Tuesday, January 29, 2008

Communist leader Joan Saura demonstrated yesterday exactly what a dope he is. He said, "The people often are afraid of being victims of statistically improbable aggression and don't worry about more probable things, like being the victim of a car accident or one at work." That is, he's discounting the people's concern about terrorism and crime.

Interestingly, terrorism and crime are the two things that Mr. Saura, the Catalan interior counselor, is in charge of. So instead of, like, doing something about them, his response is to tell us not to worry.

Saura makes two mistakes here: He does not understand what people consider to be necessary risks, or what people consider to be a question of individual choice.

As for necessary risks, going to work and driving a car most certainly fit the category. Although, as Saura says, 10 people get killed every week on the Catalan highways, while 105 people died at work during 2007, you've got to do what you've got to do, and going to work and earning money are pretty high on the list of obligations. They're productive activities that contribute to the good of society, although they have some unfortunate side effects.
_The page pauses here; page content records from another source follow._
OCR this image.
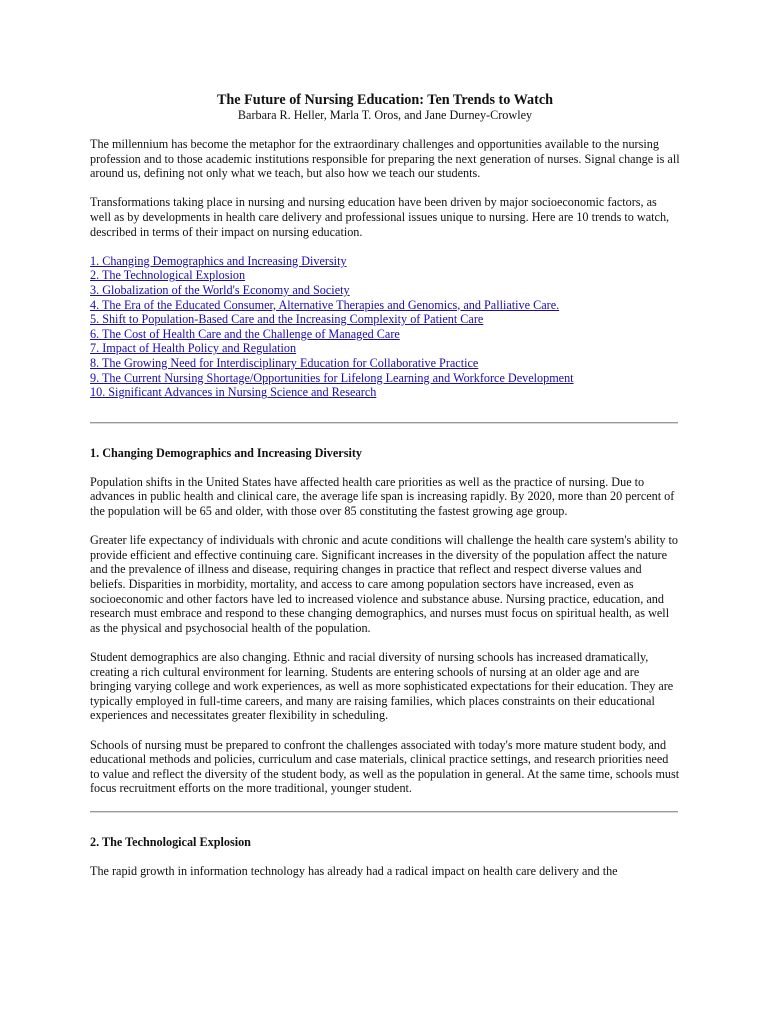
The Future of Nursing Education: Ten Trends to Watch
Barbara R. Heller, Marla T. Oros, and Jane Durney-Crowley

The millennium has become the metaphor for the extraordinary challenges and opportunities available to the nursing profession and to those academic institutions responsible for preparing the next generation of nurses. Signal change is all around us, defining not only what we teach, but also how we teach our students.

Transformations taking place in nursing and nursing education have been driven by major socioeconomic factors, as well as by developments in health care delivery and professional issues unique to nursing. Here are 10 trends to watch, described in terms of their impact on nursing education.

1. Changing Demographics and Increasing Diversity
2. The Technological Explosion
3. Globalization of the World's Economy and Society
4. The Era of the Educated Consumer, Alternative Therapies and Genomics, and Palliative Care.
5. Shift to Population-Based Care and the Increasing Complexity of Patient Care
6. The Cost of Health Care and the Challenge of Managed Care
7. Impact of Health Policy and Regulation
8. The Growing Need for Interdisciplinary Education for Collaborative Practice
9. The Current Nursing Shortage/Opportunities for Lifelong Learning and Workforce Development
10. Significant Advances in Nursing Science and Research
1. Changing Demographics and Increasing Diversity

Population shifts in the United States have affected health care priorities as well as the practice of nursing. Due to advances in public health and clinical care, the average life span is increasing rapidly. By 2020, more than 20 percent of the population will be 65 and older, with those over 85 constituting the fastest growing age group.

Greater life expectancy of individuals with chronic and acute conditions will challenge the health care system's ability to provide efficient and effective continuing care. Significant increases in the diversity of the population affect the nature and the prevalence of illness and disease, requiring changes in practice that reflect and respect diverse values and beliefs. Disparities in morbidity, mortality, and access to care among population sectors have increased, even as socioeconomic and other factors have led to increased violence and substance abuse. Nursing practice, education, and research must embrace and respond to these changing demographics, and nurses must focus on spiritual health, as well as the physical and psychosocial health of the population.

Student demographics are also changing. Ethnic and racial diversity of nursing schools has increased dramatically, creating a rich cultural environment for learning. Students are entering schools of nursing at an older age and are bringing varying college and work experiences, as well as more sophisticated expectations for their education. They are typically employed in full-time careers, and many are raising families, which places constraints on their educational experiences and necessitates greater flexibility in scheduling.

Schools of nursing must be prepared to confront the challenges associated with today's more mature student body, and educational methods and policies, curriculum and case materials, clinical practice settings, and research priorities need to value and reflect the diversity of the student body, as well as the population in general. At the same time, schools must focus recruitment efforts on the more traditional, younger student.

2. The Technological Explosion

The rapid growth in information technology has already had a radical impact on health care delivery and the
Crime and terrorism, however, are unnecessary risks. They are not a negative side effect of something useful to society, as car and work accidents are. The people feel that there is no reason they should have to run the risks of crime and terrorism, and so their demands on the government (lock them all up and throw away the key) are much stricter than in the cases of work and car accidents.

In addition, people feel that they are making their own choice when they choose to run labor and transportation risks because they think (perhaps wrongly) that they have some control over whether labor and transport accidents are going to happen to them. Folks figure that if they abide by the law at work and on the highway, and that if they are careful, then the risks they run are less.

Also, a lot of people think that at least some of those others who died in car or work accidents did so because they were careless, and there's a good bit of truth here. Far too many accidents on the road are caused by drunken speeders, and far too many work accidents are caused by disobeying the safety rules or drinking on the job.

Finally, regarding work accidents, it's well-known that some jobs (truck driver, miner, police officer, construction worker, longshoreman) are more dangerous than others (accountant, lawyer, English teacher). Those who choose a more dangerous job are accepting risk knowingly.

Whether you are a victim of crime and terrorism, however, generally has nothing to do with your individual choice. You're going about your business and suddenly some mugger pulls a knife on you or some suicide bomber decides to blow himself up on the bus. You have no control, whether real or perceived, over your fate.

Says Anton M. Espadaler in La Vanguardia:

To think that in Barcelona a terrible catastrophe has been avoided just in time, thanks to the work of the secret services, is a great relief, but it leaves one full of worries. Because we're not just talking about public transport as a terrorist target, but that anybody in a city such as ours may suddenly become the target of a mass murder. As if that weren't enough, experience has not ceased to instruct us that the threat is universal and terrorism is stubborn.

One has the impression that the only opinion people have wanted to hear around here is that Barcelona had earned a certificate of immunity against Islamist terrorism in the mass demonstrations against the Iraq war, which irritated Aznar and George H.W. Bush so much, and pleased Al Jazeera equally. A contract ratified with happy announcements about multiculturalism and other wonderful things such as the Forum.

But now exactly what we did not want to see has just been brutally proven. That is, that if Islamic fundamentalism has declared the West to be an enemy, there are no exceptions of any class. None.


By the way, Saura's genius traffic department has come up with another brilliant traffic idea. First it was cutting the speed limit on all motorways in the Barcelona metro area to 80 kph (50 mph), which has irritated every single person in all Catalonia who drives a car. Now they want to make the lanes narrower, so that people "will have the sensation that they are going faster" than they really are.

Now come on. We're all in favor of traffic safety, but making motorway lanes narrower is not precisely going to make the roads any safer. Even the counselor for public works says this is a terrible idea.